For those who aren't aware, which is probably most of you, part of why I hadn't been posting for the last two months was illness. I was spending too much of my time sitting back feeling distressingly queasy, too queasy to concentrate or do anything of particular interest. (Arguably, in the circumstances, not puking was in and of itself interesting. I wasn't always that interesting.) At the beginning, I'd written this up as food poisioning (two months ago from a Mongolian Barbeque), which aggravated my usual digestive problems for an extended period. That explnation worked for a month, but it didn't work thereafter as a pattern began to establish itself: my first meal of the day was making me sick, no matter when it was.

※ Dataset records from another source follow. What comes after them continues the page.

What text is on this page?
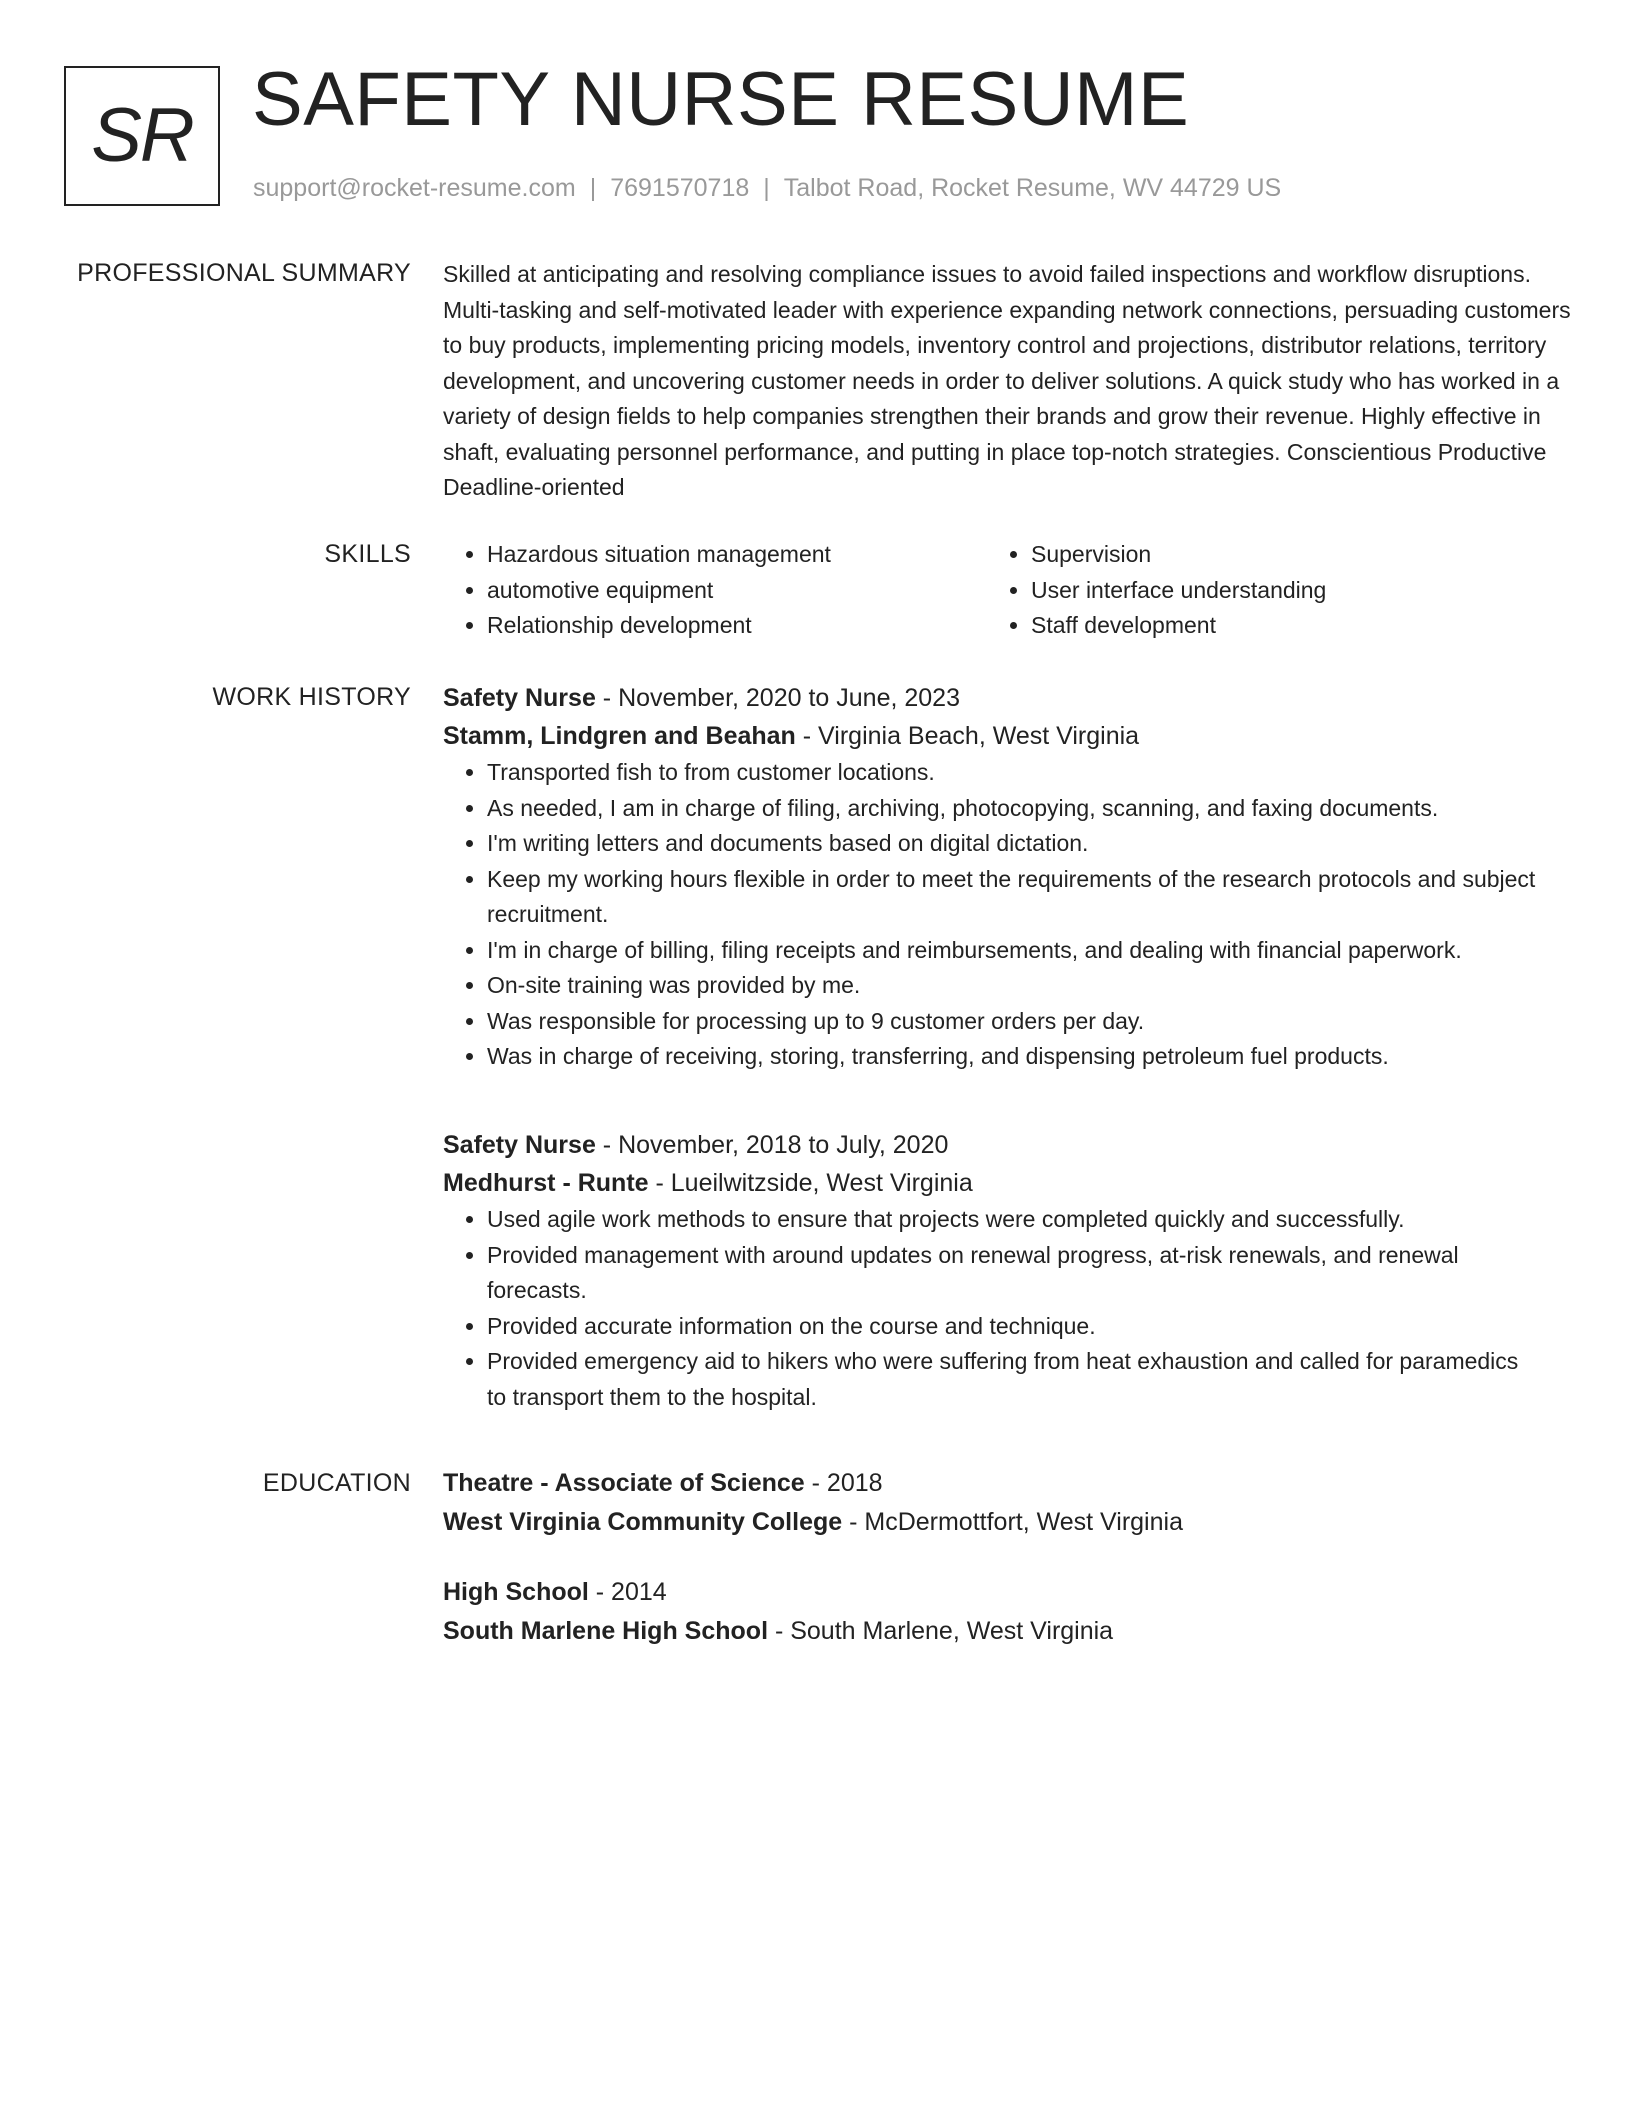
SR SAFETY NURSE RESUME
support@rocket-resume.com | 7691570718 | Talbot Road, Rocket Resume, WV 44729 US
PROFESSIONAL SUMMARY Skilled at anticipating and resolving compliance issues to avoid failed inspections and workflow disruptions. Multi-tasking and self-motivated leader with experience expanding network connections, persuading customers to buy products, implementing pricing models, inventory control and projections, distributor relations, territory development, and uncovering customer needs in order to deliver solutions. A quick study who has worked in a variety of design fields to help companies strengthen their brands and grow their revenue. Highly effective in shaft, evaluating personnel performance, and putting in place top-notch strategies. Conscientious Productive Deadline-oriented

SKILLS
•	Hazardous situation management
• automotive equipment
• Relationship development
• Supervision
• User interface understanding
• Staff development
WORK HISTORY Safety Nurse - November, 2020 to June, 2023
Stamm, Lindgren and Beahan - Virginia Beach, West Virginia
• Transported fish to from customer locations.
• As needed, I am in charge of filing, archiving, photocopying, scanning, and faxing documents.
• I'm writing letters and documents based on digital dictation.
• Keep my working hours flexible in order to meet the requirements of the research protocols and subject recruitment.
• I'm in charge of billing, filing receipts and reimbursements, and dealing with financial paperwork.
• On-site training was provided by me.
• Was responsible for processing up to 9 customer orders per day.
• Was in charge of receiving, storing, transferring, and dispensing petroleum fuel products.
Safety Nurse - November, 2018 to July, 2020
Medhurst - Runte - Lueilwitzside, West Virginia
• Used agile work methods to ensure that projects were completed quickly and successfully.
• Provided management with around updates on renewal progress, at-risk renewals, and renewal forecasts.
• Provided accurate information on the course and technique.
• Provided emergency aid to hikers who were suffering from heat exhaustion and called for paramedics to transport them to the hospital.
EDUCATION Theatre - Associate of Science - 2018
West Virginia Community College - McDermottfort, West Virginia
High School - 2014
South Marlene High School - South Marlene, West Virginia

I initially became suspicious that I'd somehow acquired lactose intolerance- a known possible effect of some variations of food poisoning. My first meal almost always included a unit of milk, either on breakfast cereal or on its own, because it's never too early to start fighting against a family history of osteoporosis. So I carefully took milk out of my diet, which after two days had no effect whatsoever. I still found myself at a loss for patterns.
Something else, instead, had been helping; I hadn't assembled any satisfying sort of pattern yet, but some dietary change (I assumed) had been making me feel overall better. I got suspicious of coffee two months ago, and had replaced that for tea; now I was suspicious of the insane strength I make tea at, and started not letting the teabag steep for 35 minutes. It helped, but not much- so I took the tea out, and replaced it with soda. It gave me the same cramping, nauesated reaction- which is not my usual reaction to the toxic levels of high-fructose corn syrup involved, for the record.

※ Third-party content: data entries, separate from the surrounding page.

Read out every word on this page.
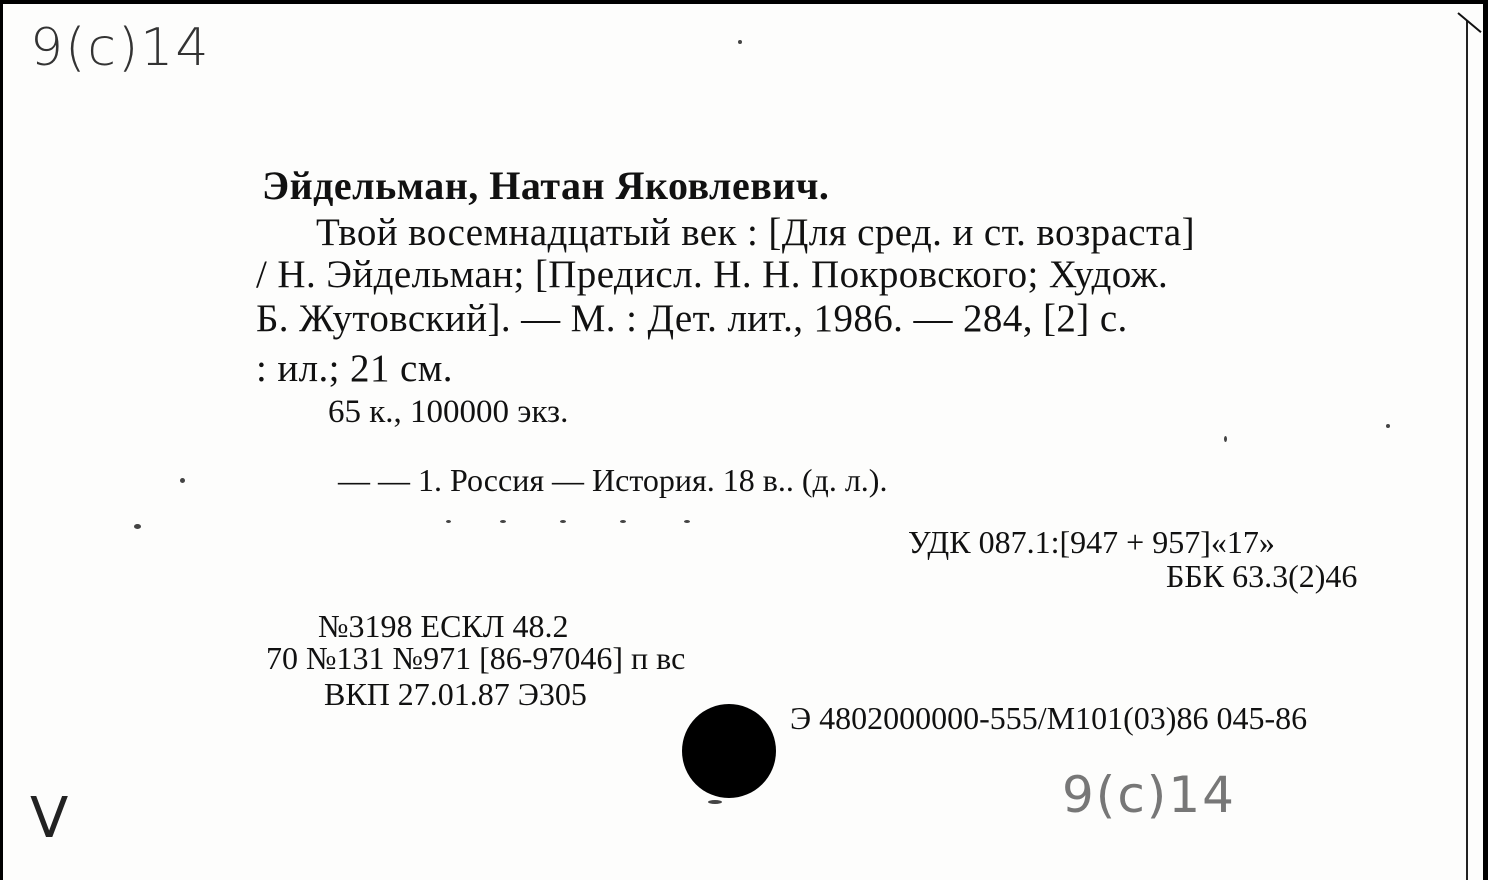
9(с)14
Эйдельман, Натан Яковлевич.
Твой восемнадцатый век : [Для сред. и ст. возраста]
/ Н. Эйдельман; [Предисл. Н. Н. Покровского; Худож.
Б. Жутовский]. — М. : Дет. лит., 1986. — 284, [2] с.
: ил.; 21 см.
65 к., 100000 экз.
— — 1. Россия — История. 18 в.. (д. л.).
УДК 087.1:[947 + 957]«17»
ББК 63.3(2)46
№3198 ЕСКЛ 48.2
70 №131 №971 [86-97046] п вс
ВКП 27.01.87 Э305
Э 4802000000-555/М101(03)86 045-86
9(с)14
V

So I've finally taken caffeine completely out of my diet, and the problem is gone. I can be reasonably confident that removing caffeine was the cause, given how badly I abused my digestive system Saturday; I woke up late (past breakfast), and- as was Rakeela's and my original Thanksgiving plan- ordered a pizza. A three-topping extra-large pizza that fed us both all day, to be specific. So if my digestive system can handle bacon & ham & jalepeno pizza w/ extra sauce as its first food upon waking up, when my first meal had been coming back up many previous days when it was nothing less innocuous than cornflakes, it's probably safe to say I'm doing significantly better. The omission of caffeine was the only improvement I made to my eating that day.
I'm off it now, and experiencing that wonderful groggy headachiness that everybody who's ever gone through caffeine withdrawl has experienced, which is probably most of you, at least a little. (For those who haven't: I temporarily slightly hate you.) I've done this before; I successfully quit caffeine twice during the course of college. And I didn't stay off it, for health reasons; that's what worries me now.
Caffeine, judiciously applied, is an extremely effective antidote to asthma. My minimum of one cup of tea per day has kept me off daily asthma medication for years. That's how my habit started, back in middle school- instant tea, a 3:1 mix of decaf-to-caffeinated, when I had asthma symptoms, eventually leading to addiction- and a rapid improvement in my chronic asthma. Both times I went off it in college, I discovered just how much effect it was having against my allergies.
Well, now I don't have that option, because the side effects are more severe than the syndrome the cure is intended for. But y'know, I'm not so worried this time- there's a big difference between now and then, and that big difference is my lifestyle. Now, I'm cooking many of my own meals, making healthy food decisions, walking at least two miles per day (to work and back), and am less stressed than I was at college.
Maybe I'll just find out how much I really "needed" that caffeine after all. Maybe my asthma symptoms were just more withdrawal symptoms that would have passed, given another week- I do know that the other withdrawal symptoms are weaker this time, and I can't help but wonder if the knowledge that I don't have a choice anymore has lent me some extra strength on the matter.